Agrarminister im "ntv Frühstart" Özdemir: Ramschpreise sind "ruinöser Wettbewerb"
20.12.2022, 10:01 UhrLebensmittel sind in diesem Jahr um 21 Prozent teurer geworden. Agrarminister Özdemir findet, Bauern könnten von den Preisen dennoch schwer leben. Er kündigt Maßnahmen für mehr Tierwohl und Hilfen für Landwirte an.
Trotz der enorm gestiegenen Inflation sieht Bundeslandwirtschaftsminister Cem Özdemir weiterhin ein Problem mit Ramschpreisen bei Lebensmitteln. Es könne nicht sein, dass Bauern Produkte zu Preisen unterhalb ihrer Entstehungskosten verkaufen müssten, sagte der Grünen-Politiker im "ntv Frühstart". "Das ist ein ruinöser Wettbewerb, der am Ende dazu führt, dass wir immer weniger Bäuerinnen und Bauern haben." Die aber brauche man, um gesunde Lebensmittel zu produzieren. Vor einem Jahr hatte Özdemir zum Amtsantritt ein Ende von Ramschpreisen für landwirtschaftliche Produkte gefordert.
Der Agrarminister wollte sich nicht dazu äußern, ob die Lebensmittelpreise nach der Krise generell so hoch bleiben müssten wie derzeit, um Ziele wie Klimaschutz, Tierwohl und auskömmliche Einnahmen der Landwirte zu erreichen. Entscheidend dafür sei - neben dem Preis - wie viele Pestizide und fossile Energieträger bei der Produktion genutzt würden, so Özdemir.
Der Agrarminister zeigte sich optimistisch, dass die Inflation in nächster Zeit sinken werde. Die Entlastungspakete der Bundesregierung würden ihre Wirkung entfalten, ebenso die Zinserhöhungen der Europäischen Zentralbank, wenn auch mit Verzögerung. Aktuell sei der russische Krieg gegen die Ukraine der Hauptpreistreiber.
Özdemir fordert weniger Tiere, dafür mehr Platz
Özdemir begrüßte die Einschätzung von Bundesbankpräsident Nagel, wonach die Inflation im kommenden Jahr auf etwa sieben Prozent sinken werde. Dies sei ein Weg in die richtige Richtung. Özdemir sprach sich erneut dafür aus, die Mehrwertsteuer für Obst, Gemüse und Hülsenfrüchte auf null zu senken. Damit könne man zudem gesunde Ernährung fördern. Allerdings gebe es dafür keine Mehrheit in der Ampel-Koalition.
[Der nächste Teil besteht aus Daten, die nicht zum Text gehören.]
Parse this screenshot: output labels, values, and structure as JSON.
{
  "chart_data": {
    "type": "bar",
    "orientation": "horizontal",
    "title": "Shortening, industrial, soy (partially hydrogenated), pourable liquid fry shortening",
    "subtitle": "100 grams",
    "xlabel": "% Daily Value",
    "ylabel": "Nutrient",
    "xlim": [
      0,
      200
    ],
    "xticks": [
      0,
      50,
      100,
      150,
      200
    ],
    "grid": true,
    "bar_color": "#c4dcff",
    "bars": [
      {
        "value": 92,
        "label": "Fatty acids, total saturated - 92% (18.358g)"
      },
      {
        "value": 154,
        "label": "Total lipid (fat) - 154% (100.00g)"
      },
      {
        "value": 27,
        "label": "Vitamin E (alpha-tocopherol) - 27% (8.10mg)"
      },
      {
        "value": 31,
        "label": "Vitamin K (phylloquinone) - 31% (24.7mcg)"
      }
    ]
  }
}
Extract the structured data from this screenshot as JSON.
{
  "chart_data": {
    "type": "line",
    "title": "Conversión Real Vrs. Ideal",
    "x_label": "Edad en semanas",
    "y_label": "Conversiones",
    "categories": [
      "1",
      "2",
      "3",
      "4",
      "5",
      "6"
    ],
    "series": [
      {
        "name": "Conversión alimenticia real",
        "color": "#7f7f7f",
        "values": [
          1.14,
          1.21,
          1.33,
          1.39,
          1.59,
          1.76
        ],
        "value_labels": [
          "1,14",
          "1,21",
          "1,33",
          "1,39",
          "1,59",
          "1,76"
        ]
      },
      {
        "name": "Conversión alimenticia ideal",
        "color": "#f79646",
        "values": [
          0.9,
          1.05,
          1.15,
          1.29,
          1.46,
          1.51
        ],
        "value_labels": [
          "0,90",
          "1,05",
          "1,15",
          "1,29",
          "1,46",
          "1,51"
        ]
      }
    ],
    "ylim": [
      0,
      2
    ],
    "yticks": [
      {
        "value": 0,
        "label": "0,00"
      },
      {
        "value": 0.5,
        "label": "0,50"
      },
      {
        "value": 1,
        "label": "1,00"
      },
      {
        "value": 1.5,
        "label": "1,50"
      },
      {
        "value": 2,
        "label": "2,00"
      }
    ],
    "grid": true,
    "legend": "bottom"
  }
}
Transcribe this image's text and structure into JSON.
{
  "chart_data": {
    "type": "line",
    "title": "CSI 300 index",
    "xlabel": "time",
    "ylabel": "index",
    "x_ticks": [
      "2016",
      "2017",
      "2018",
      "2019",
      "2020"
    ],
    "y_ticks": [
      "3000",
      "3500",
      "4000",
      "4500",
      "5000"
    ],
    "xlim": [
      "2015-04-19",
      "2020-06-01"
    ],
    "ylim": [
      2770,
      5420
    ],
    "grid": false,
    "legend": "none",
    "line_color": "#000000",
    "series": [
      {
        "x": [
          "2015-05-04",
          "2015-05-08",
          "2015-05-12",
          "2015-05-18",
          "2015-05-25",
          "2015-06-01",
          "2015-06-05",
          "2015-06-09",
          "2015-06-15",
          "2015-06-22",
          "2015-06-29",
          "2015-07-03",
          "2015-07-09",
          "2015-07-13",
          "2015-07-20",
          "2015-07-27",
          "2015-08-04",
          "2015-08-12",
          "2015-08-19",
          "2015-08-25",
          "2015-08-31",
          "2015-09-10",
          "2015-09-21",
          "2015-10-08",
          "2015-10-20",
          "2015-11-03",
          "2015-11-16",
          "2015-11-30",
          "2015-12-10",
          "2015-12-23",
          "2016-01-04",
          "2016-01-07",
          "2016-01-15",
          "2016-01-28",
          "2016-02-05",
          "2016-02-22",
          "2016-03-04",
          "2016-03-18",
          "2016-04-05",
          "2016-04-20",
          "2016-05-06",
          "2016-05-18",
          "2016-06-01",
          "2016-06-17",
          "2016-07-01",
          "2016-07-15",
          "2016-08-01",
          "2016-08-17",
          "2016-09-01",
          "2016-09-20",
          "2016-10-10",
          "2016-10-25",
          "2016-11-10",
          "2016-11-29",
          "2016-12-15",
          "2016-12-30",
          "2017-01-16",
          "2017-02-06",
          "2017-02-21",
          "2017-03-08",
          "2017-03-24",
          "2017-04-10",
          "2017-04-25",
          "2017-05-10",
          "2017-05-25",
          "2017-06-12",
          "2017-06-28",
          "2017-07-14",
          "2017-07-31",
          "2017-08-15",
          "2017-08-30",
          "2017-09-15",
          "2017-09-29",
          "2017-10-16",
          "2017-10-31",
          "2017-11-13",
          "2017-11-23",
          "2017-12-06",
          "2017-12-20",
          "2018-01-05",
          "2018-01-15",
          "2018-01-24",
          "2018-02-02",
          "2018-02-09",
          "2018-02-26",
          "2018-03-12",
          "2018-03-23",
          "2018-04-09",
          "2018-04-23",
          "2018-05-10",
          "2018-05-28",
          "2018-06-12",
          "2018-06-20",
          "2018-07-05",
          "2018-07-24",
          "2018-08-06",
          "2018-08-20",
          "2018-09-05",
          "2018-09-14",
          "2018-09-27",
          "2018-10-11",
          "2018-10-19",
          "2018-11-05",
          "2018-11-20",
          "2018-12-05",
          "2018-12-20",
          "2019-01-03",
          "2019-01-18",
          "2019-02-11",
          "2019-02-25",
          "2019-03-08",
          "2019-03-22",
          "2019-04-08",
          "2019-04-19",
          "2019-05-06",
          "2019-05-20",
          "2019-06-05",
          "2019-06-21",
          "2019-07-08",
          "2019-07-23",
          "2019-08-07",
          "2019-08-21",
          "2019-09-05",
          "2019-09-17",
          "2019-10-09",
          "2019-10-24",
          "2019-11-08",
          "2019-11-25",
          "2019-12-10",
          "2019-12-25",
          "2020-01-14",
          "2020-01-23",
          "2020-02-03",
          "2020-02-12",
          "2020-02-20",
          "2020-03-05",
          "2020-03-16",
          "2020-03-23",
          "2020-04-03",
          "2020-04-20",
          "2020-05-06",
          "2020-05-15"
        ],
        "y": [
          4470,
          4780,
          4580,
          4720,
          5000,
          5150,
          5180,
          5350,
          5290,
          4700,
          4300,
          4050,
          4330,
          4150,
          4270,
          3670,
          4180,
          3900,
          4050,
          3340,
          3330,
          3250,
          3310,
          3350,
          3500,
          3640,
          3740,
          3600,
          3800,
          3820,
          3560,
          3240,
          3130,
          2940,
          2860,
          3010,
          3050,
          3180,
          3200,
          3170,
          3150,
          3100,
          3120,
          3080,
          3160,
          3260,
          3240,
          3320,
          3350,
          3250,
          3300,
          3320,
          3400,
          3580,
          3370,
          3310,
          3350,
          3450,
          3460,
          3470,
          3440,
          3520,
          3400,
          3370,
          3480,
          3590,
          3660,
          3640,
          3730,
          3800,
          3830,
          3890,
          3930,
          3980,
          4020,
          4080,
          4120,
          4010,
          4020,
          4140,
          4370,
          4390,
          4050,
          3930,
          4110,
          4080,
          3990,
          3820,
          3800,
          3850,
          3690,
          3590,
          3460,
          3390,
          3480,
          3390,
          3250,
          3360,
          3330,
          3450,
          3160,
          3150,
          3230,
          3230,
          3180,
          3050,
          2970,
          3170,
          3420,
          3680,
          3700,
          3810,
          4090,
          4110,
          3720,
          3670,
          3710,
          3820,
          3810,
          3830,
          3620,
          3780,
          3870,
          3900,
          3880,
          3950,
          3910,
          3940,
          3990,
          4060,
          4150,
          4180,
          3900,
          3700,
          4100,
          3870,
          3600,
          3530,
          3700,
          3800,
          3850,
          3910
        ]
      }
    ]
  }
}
Der Grünen-Politiker forderte außerdem mehr Anstrengungen für eine tierfreundlichere Landwirtschaft. Es brauche weniger Tiere und dafür mehr Platz. Zum einen sei das Tierwohllabel für frisches Schweinefleisch auf dem Weg. Zum anderen kündigte Özdemir für das kommende Jahr ein Gesetz zur Tierhaltungskennzeichnung und Änderungen am Baugesetzbuch zum Umbau von Ställen an.
In der EU werde hoffentlich eine Herkunftskennzeichnung für Fleisch eingeführt, so Özdemir. "Ich will, dass die Verbraucher nicht nur wissen, wie ist das Tier gehalten worden, sondern ich will auch wissen, wo kommt es her." Für die umfangreichen Reformen brauche es allerdings mehr Hilfen für die Landwirte, sagte der Minister. "Die Bauern müssen dafür natürlich auch eine Kompensation bekommen."